Ho voglia di bere un bicchiere di buon vino dolce senza spendere una  grande cifra. Bombardato mediaticamente dai vari libri e guide di più o  meno conosciuti esperti del settore mi documento e trovo tra quelli che  hanno un giusto rapporto qualità prezzo l'Asti Modonovo metodo Gancia  2004. Comincia il giro delle enoteche a Roma (di cui una molto  importante) ma dopo alcuni tentativi rinuncio in quanto la risposta dei  commessi è sempre la stessa."È un vino della Gancia che può trovare  nella grande distribuzione". Il fatto è che neanche nei supermercati lo  si trova. Chiamo la Gancia e riesco a farmi dare il numero di uno dei  distributori nella capitale e finalmente riesco ad assaggiarlo.
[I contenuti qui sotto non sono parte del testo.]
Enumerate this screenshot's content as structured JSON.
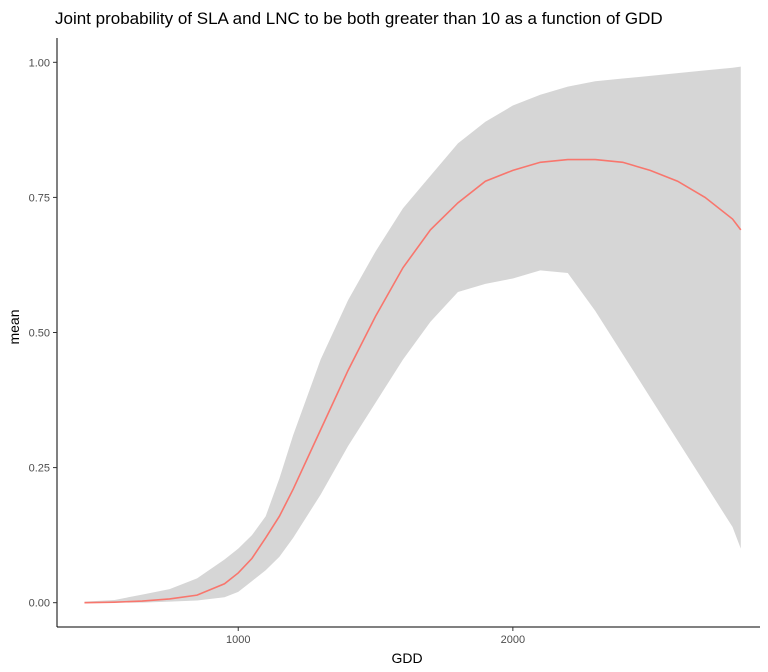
{
  "chart_data": {
    "type": "line",
    "title": "Joint probability of SLA and LNC to be both greater than 10 as a function of GDD",
    "xlabel": "GDD",
    "ylabel": "mean",
    "xlim": [
      340,
      2900
    ],
    "ylim": [
      -0.045,
      1.045
    ],
    "x_ticks": [
      1000,
      2000
    ],
    "x_tick_labels": [
      "1000",
      "2000"
    ],
    "y_ticks": [
      0,
      0.25,
      0.5,
      0.75,
      1.0
    ],
    "y_tick_labels": [
      "0.00",
      "0.25",
      "0.50",
      "0.75",
      "1.00"
    ],
    "grid": false,
    "legend": "none",
    "series": [
      {
        "x": [
          440,
          550,
          650,
          750,
          850,
          950,
          1000,
          1050,
          1100,
          1150,
          1200,
          1300,
          1400,
          1500,
          1600,
          1700,
          1800,
          1900,
          2000,
          2100,
          2200,
          2300,
          2400,
          2500,
          2600,
          2700,
          2800,
          2830
        ],
        "mean": [
          0.0,
          0.001,
          0.003,
          0.007,
          0.014,
          0.035,
          0.055,
          0.082,
          0.12,
          0.16,
          0.21,
          0.32,
          0.43,
          0.53,
          0.62,
          0.69,
          0.74,
          0.78,
          0.8,
          0.815,
          0.82,
          0.82,
          0.815,
          0.8,
          0.78,
          0.75,
          0.71,
          0.69
        ],
        "lower": [
          0.0,
          0.0,
          0.0,
          0.002,
          0.004,
          0.01,
          0.02,
          0.04,
          0.06,
          0.085,
          0.12,
          0.2,
          0.29,
          0.37,
          0.45,
          0.52,
          0.575,
          0.59,
          0.6,
          0.615,
          0.61,
          0.54,
          0.46,
          0.38,
          0.3,
          0.22,
          0.14,
          0.1
        ],
        "upper": [
          0.002,
          0.005,
          0.015,
          0.025,
          0.045,
          0.08,
          0.1,
          0.125,
          0.16,
          0.23,
          0.31,
          0.45,
          0.56,
          0.65,
          0.73,
          0.79,
          0.85,
          0.89,
          0.92,
          0.94,
          0.955,
          0.965,
          0.97,
          0.975,
          0.98,
          0.985,
          0.99,
          0.992
        ]
      }
    ],
    "line_color": "#F8766D",
    "ribbon_color": "#D6D6D6"
  }
}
Debbo ringraziare la cortesia e la gentilezza di una collaboratrice di  Marcello Prelaz della Mawa srl sita in Via Giuseppe Rovani 10 se ho  potuto constatare che quanto avevo letto corrispondeva al vero. A parte  il prezzo buono (intorno ai 7 euro) si tratta di uno spumante che fa  onore ai fratelli Vallarino Gancia. Piena rispondenza alla analisi fatta da "Bere dolce 2006" curato da Francesco D'Agostino: "Un bel giallo  paglierino luminoso, animato da un perlage abbondante, continuo e di  buon finezza, è il biglietto da visita"; "In bocca il vino regala bella  freschezza e dolcezza misurata e l'equilibrio si fa grande, come la  finezza per una bevibilità veramente invitante".

Insomma veramente un dolce bere ma non si capisce perché venga  "snobbato" da illustri enoteche. Un interrogativo è d'obbligo: perché  non si trova facilmente nelle rivendite di vini un prodotto di alta  qualità ad un prezzo accettabile? Non sarà, mi auguro di no, che il  prezzo "sociale" non piace ad alcuni rivenditori?